On completion of 6.045, students will be able to explain the basic methods
and conclusions of the Theory of Computation. They will be able to apply
these methods to problems from different fields and be guided by the
results in searching for computational solutions to the problems.
In particular, students will be able to
explain the theoretical limits on computational solutions of undecidable
and inherently complex problems.
describe concrete examples of computationally undecidable
or inherently infeasible problems from different fields.
devise and analyze the complexity of procedures to
determine properties of computationally bounded automata.
understand formal definitions of
machine models.
prove the undecidability or complexity of a variety of problems.
Learning Outcomes
Students will be able to:
synthesize finite automata with specific properties.
convert among multiple representations of finite automata.
use pigeon-holing arguments and closure properties
to prove particular problems cannot be solved by finite automata.
calculate asymptotic
estimates of the computational complexity of simple procedures from
automata, language and graph theory.
prove undecidability using
diagonalization and reducibility methods.

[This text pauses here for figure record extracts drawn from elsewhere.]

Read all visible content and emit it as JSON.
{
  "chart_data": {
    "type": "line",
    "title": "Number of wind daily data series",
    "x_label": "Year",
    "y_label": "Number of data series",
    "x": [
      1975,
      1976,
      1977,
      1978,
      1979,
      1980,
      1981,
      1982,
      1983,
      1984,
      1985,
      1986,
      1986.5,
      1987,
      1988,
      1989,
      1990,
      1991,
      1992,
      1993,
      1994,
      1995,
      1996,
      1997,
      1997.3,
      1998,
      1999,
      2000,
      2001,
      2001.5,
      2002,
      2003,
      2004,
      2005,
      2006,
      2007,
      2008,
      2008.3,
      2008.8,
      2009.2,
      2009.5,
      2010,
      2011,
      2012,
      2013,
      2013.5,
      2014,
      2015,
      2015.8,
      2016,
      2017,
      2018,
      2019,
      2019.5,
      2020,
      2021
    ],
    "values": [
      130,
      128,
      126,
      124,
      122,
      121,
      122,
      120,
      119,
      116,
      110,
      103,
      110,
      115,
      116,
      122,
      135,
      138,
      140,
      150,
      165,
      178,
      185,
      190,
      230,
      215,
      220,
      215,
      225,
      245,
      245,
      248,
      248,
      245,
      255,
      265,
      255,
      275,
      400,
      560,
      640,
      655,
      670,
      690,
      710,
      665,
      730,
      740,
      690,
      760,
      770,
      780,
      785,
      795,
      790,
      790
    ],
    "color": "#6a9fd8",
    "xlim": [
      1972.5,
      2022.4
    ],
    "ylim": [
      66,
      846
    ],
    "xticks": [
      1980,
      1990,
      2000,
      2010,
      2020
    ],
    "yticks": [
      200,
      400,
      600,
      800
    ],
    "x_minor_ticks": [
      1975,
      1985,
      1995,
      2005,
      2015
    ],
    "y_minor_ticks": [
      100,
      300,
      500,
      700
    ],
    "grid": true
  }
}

use the relationship between
recognizability and decidability to determine decidability
properties of problems.
describe concrete examples of
undecidable problems from different fields.
define, and explain the significance of, the "P = NP?"
question and NP-completeness.
describe concrete examples of
NP-complete problems from different fields.
prove lower bounds on time and space
complexity using diagonalization and polynomial time reducibility methods.
define deterministic and nondeterministic
computation time and space, and explain the relationships among them.
describe concrete examples of decidable problems
that are known to be unsolvable in polynomial time.